Greenhalgh T, Koh GC, Car J. Covid-19: a remote assessment in primary care. BMJ 2020;368:m1182. doi: 10.1136/bmj.m1182







Clinical question

How should primary care clinicians remotely manage patients with acute respiratory tract symptoms and possible infection with the novel coronavirus disease 2019 (COVID-19)?


Study design Practice guideline


Synopsis This expert-based review offers best practices for how to set up remote care via telephone or video and how to assess patients with possible COVID-19 infection.


To get started, assure you have remote access to patient records and, if using video, that your equipment works.


Take a history, starting with broad questions of the patient's state of health to determine why he or she has decided to seek care now. Assess for cough and degree of breathlessness using general questions and probing for recent change. Ask for a history of contact with a confirmed or presumed patient with infection. Ask about any comorbidities that might increase risk.

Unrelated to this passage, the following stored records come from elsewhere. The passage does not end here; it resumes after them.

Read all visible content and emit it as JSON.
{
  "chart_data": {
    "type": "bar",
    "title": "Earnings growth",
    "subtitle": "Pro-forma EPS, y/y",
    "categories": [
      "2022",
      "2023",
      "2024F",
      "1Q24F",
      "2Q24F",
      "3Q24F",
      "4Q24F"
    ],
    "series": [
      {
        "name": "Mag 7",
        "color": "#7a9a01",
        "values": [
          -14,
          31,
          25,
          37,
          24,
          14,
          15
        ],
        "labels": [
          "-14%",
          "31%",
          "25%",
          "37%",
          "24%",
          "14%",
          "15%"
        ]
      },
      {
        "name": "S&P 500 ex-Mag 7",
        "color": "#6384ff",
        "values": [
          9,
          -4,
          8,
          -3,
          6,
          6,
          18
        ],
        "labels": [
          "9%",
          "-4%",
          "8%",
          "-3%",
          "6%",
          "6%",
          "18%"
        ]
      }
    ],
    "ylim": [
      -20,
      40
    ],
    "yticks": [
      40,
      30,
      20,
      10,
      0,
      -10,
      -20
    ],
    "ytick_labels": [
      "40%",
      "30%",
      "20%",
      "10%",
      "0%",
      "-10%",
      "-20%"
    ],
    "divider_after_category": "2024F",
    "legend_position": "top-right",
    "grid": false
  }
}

Probe for red flag symptoms that warrant more urgent assessment, including temperature higher than 38 degrees, respiratory rate greater than 20, heart rate more than 100 with new confusion, or, if available, an oxygen saturation less than 95%.



Remote physical examination

A physical examination will be almost impossible by phone and difficult by video, so you will have to make compromises. In a video consultation, assess the patient’s demeanour, whether they are lying in bed or up and about, skin features (such as flushing, pallor, cyanosis—though note that if lighting is suboptimal this can be difficult to assess), and oropharynx. Congestion of the throat and tonsillar swelling are both rare (present in about 2% of covid-19 cases).


Assess respiratory function as best you can (box 1). It may be possible to get the patient to take readings from instruments they have at home—for example, temperature, pulse, blood pressure, blood glucose, peak expiratory flow rate, and oxygen saturation.


If you are using video, you can check whether the patient is using their equipment correctly (they may have purchased it only recently)... patients may have a home oximeter.